I am currently trying to understand the concept of a cyclotomic polynomial which, due to my absent knowledge of rings/fields/etc, is proving difficult. From Wikipedia, the following definition is provided:
In mathematics, more specifically in algebra, the $n^\text{th}$ cyclotomic polynomial, for any positive integer $n$, is the unique irreducible polynomial with integer coefficients that is a divisor of $x^{n}-1$ and is not a divisor of $x^{k}-1$ for any $k < n$.
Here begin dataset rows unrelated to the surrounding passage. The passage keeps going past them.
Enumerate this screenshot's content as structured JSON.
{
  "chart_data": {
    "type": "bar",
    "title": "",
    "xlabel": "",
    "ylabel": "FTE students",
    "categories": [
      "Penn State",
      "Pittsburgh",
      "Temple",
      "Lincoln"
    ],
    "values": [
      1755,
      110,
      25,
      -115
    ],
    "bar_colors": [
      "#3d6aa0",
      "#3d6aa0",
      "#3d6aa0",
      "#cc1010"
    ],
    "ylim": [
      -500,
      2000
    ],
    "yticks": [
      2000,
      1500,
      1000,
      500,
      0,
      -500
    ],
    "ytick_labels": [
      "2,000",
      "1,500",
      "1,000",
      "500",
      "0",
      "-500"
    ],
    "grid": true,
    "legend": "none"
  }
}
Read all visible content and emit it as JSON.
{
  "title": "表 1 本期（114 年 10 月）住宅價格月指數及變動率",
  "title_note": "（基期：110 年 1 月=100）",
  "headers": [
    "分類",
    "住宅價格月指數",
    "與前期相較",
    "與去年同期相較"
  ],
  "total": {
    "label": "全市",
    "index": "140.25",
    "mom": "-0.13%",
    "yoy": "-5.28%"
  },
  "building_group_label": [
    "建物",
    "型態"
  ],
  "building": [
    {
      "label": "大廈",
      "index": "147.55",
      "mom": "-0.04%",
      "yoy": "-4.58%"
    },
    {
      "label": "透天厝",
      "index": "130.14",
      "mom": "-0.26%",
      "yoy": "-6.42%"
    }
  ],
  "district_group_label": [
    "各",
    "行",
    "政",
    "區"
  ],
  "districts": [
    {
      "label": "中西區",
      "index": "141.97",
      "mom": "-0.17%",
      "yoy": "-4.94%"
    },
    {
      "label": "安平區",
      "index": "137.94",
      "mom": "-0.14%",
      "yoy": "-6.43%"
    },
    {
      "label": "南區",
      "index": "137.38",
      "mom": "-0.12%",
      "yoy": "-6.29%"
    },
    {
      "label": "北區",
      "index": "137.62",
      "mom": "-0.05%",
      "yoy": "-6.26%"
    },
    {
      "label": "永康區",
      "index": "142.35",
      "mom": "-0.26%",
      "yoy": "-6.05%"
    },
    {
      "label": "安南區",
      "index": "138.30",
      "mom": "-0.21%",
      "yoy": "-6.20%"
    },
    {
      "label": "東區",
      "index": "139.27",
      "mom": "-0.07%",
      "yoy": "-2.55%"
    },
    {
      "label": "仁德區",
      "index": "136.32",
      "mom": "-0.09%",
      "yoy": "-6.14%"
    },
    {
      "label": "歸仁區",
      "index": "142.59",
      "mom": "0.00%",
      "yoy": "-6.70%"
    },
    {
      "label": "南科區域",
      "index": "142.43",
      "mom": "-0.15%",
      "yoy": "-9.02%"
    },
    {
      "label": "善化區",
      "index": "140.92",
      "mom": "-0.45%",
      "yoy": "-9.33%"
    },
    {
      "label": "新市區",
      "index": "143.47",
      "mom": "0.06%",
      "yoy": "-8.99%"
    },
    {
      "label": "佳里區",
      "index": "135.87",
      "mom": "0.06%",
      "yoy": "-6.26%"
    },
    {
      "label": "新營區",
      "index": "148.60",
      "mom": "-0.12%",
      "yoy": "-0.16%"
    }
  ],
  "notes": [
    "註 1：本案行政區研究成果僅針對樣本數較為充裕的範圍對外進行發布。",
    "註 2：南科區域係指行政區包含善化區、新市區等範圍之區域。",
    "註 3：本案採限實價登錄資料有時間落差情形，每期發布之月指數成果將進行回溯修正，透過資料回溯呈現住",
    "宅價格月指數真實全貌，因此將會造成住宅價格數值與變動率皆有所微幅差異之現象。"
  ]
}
My problem with this definition is that $x^n - 1$ divides $x^n - 1$ but not $x^k - 1$ for $k < n$. Thus, since the $n^\text{th}$ cyclotomic polynomial is unique, this means that it is always $x^n - 1$?
A second definition that I have found, from Wolfram MathWorld, is that the $n^\text{th}$ cyclotomic polynomial is the irreducible polynomial given by $$ \Phi_n (x) = \prod_{k=1}^n \left( x - \zeta_k \right) $$ where $\zeta_k$ denotes the 'primative $k^\text{th}$ root of unity'. However, my understanding of 'irreducible' polynomial is one which cannot be broken into smaller factors. From the definition above, $\Phi_n (x)$ can clearly be factorised, since each $\left( x - \zeta_k \right)$ represents a factor?
For example $x^3-1=(x-1)(x^2+x+1)$, and for $n=3$ the cyclotomic polynomial is $x^2+x+1=0$. That polynomial is irreducible over $\mathbb{Q}$, i.e. it cannot be broken into smaller factors with coefficients in $\mathbb{Q}$, which is what matters for this definition (although, as you note, it is not irreducible over $\mathbb{C}$).
In general, an easy induction argument proves that $$x^n-1=(x-1)(x^{n-1}+x^{n-2}+...+x^2+x+1) $$ which answers your question: $x^n-1$ is never irreducible over $\mathbb{Q}$ and so the $n^{\text{th}}$ cyclotomic polynomial is never $x^n-1$.
One must then ponder the general question, for any $n$, whether the polynomial $x^{n-1}+x^{n-2}+...+x^2+x+1$ is irreducible over $\mathbb{Q}$ (it is for $n=3$). But that's another question.